Tuesday 10 January, 2012
by Jonathan Billingham

NCV Residents in the Media Peter DavisonPeter Davison came to live at NCV half way through 2011 and is undertaking a PhD in entrepreneurship at UNSW. Recently Peter appeared as a panellist for the Sky News program Technology Behind Business. The panel discussed entrepreneurial trends, as well as the mistakes and successes of many Australians who have followed their dream of leaving the 9-5 grind to start their own technology business. On top of his PhD studies, Peter is a co-founder of the start-up community Fishburners where he continues to be a mentor. Fishburners are entrepreneurs in community, helping each other to explore a new way of life, enable new ways of seeing the world and striving to use technology to create new markets. During the televised discussion Peter highlighted that there is an enlarging hive of Australian start-up technology companies that are already doing very well, even though they remain largely unknown to local markets. Fishburners is a way that entrepreneurs can connect with each other in a shared space to share lessons, people, ideas and resources.

Another member of the NCV community, alumnus Natasha Cheung (Resident of NCV in 2010) has also been in the media lately.

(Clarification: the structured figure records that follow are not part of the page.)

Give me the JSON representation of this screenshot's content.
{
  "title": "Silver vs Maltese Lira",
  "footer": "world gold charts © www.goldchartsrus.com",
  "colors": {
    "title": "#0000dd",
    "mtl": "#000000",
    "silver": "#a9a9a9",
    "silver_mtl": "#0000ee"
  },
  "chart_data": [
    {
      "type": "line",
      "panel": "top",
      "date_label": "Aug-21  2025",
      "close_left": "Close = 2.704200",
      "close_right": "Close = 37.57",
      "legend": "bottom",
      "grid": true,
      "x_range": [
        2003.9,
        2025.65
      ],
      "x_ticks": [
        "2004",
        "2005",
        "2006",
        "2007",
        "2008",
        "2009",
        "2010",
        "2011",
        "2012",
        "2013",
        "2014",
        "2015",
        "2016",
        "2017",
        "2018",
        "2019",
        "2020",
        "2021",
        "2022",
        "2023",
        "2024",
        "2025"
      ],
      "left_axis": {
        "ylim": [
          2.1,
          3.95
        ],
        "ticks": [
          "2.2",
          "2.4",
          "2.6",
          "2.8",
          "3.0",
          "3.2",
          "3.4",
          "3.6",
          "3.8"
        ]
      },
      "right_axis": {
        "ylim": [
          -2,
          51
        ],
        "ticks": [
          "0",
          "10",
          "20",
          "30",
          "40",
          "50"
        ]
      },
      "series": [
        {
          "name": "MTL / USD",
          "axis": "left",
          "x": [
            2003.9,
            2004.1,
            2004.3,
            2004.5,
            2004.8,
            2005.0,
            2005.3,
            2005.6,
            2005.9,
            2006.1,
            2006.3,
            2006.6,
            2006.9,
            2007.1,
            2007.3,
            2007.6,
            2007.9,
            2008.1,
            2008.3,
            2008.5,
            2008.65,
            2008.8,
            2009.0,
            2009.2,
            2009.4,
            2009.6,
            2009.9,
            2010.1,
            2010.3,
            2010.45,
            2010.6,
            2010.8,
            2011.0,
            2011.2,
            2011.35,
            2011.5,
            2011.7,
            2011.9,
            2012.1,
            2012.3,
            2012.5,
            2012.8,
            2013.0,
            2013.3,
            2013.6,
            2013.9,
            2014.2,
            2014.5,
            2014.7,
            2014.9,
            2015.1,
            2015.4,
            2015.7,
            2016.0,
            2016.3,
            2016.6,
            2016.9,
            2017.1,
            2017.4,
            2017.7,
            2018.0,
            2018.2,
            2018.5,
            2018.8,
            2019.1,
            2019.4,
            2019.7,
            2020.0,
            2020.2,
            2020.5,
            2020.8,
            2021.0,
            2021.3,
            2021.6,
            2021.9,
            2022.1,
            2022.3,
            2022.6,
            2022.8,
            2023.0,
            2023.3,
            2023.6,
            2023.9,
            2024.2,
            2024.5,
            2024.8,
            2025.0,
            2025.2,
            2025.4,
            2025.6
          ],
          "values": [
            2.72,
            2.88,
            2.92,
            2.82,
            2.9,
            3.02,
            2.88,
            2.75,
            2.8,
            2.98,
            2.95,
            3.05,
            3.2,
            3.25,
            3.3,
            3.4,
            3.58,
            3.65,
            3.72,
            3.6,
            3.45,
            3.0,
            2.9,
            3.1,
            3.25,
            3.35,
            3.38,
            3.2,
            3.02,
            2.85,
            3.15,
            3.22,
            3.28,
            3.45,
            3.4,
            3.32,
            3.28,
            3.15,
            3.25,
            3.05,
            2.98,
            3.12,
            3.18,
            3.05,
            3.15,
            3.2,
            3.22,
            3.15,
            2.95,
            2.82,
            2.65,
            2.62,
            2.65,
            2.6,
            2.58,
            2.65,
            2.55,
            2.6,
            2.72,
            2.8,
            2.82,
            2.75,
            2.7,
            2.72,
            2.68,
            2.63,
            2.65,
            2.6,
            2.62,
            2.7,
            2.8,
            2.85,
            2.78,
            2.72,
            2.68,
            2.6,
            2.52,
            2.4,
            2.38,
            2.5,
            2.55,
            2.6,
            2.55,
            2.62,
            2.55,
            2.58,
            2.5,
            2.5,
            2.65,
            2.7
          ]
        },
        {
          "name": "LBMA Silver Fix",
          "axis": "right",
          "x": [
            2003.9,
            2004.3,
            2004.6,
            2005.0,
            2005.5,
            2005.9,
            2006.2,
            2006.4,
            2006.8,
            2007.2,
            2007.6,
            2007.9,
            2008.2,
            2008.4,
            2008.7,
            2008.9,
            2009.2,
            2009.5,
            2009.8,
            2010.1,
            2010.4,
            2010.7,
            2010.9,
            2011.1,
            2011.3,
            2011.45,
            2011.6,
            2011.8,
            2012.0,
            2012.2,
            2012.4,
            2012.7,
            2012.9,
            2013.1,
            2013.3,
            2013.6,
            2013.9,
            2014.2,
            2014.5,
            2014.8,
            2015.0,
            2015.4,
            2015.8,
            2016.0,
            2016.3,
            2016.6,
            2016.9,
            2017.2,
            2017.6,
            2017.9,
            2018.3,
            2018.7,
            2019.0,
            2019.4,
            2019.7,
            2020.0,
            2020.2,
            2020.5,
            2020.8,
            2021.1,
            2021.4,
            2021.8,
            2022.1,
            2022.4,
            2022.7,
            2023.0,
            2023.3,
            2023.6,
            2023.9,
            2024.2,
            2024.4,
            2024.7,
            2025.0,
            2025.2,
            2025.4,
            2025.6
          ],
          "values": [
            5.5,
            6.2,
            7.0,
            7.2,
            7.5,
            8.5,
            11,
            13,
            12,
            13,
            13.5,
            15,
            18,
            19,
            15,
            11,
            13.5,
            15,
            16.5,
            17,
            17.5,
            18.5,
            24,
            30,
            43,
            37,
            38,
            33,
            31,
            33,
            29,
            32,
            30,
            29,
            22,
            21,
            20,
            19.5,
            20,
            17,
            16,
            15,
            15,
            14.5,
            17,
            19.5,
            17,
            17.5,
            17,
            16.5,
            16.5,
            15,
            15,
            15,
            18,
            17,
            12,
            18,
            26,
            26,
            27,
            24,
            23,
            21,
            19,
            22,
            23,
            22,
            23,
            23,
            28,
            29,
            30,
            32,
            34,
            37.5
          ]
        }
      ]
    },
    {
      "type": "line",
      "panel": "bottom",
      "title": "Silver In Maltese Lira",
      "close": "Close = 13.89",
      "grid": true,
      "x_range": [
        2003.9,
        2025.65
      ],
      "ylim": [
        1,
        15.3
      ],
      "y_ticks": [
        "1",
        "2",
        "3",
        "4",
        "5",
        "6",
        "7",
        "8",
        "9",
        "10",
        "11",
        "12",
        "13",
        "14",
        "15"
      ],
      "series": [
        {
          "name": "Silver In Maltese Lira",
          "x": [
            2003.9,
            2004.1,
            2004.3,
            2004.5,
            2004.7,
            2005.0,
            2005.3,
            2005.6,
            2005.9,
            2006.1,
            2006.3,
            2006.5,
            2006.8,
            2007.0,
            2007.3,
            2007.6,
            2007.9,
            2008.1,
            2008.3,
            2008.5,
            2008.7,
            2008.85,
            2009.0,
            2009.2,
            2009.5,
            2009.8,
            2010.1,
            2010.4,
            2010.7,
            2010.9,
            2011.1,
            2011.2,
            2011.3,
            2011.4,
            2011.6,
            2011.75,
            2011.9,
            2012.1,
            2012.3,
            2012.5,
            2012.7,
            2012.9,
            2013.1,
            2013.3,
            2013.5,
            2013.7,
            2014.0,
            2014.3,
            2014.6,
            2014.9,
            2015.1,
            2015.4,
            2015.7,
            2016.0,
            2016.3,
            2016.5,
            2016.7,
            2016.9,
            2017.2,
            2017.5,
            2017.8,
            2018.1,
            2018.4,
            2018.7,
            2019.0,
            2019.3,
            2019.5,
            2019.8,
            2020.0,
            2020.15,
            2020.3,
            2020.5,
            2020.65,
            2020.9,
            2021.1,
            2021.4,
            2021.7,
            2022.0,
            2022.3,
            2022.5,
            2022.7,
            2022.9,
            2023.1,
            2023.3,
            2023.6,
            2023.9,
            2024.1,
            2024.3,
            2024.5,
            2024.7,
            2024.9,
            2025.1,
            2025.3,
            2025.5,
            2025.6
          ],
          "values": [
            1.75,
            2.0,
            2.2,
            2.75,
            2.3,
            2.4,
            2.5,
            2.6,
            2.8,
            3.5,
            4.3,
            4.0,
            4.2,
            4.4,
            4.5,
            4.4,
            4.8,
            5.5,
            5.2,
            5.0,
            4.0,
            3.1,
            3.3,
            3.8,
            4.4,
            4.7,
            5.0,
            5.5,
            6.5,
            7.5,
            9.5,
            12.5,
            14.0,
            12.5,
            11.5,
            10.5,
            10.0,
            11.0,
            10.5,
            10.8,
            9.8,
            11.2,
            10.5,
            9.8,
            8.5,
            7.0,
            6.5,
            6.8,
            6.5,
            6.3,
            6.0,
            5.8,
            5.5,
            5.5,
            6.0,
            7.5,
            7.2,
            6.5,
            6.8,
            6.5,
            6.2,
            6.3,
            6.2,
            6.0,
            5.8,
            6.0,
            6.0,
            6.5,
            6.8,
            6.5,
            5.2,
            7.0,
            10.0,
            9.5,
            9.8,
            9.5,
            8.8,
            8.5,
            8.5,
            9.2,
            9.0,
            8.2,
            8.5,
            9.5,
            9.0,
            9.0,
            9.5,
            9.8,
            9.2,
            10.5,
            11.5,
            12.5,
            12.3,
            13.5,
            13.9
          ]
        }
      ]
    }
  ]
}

Natasha studied a Masters of Development Studies at UNSW and is now working for World Vision in Thailand. In October Natasha was heavily involved in coverage of the Bangkok floods. Reporting from Northern Bangkok on CNN International, Natasha reported to the world the unfolding events as four-thousand-million cubic metres of floodwater approached Bangkok. This was ten times more floodwater than the city authorities and infrastructure were braced to cope with. In her report Natasha outlined the safety, transportation and supply problems faced by the 12 million residents of Greater Bangkok. NGO’s such as World Vision have been working with the government of Thailand to manage public safety as the county battles the worst flooding it has seen in half a century.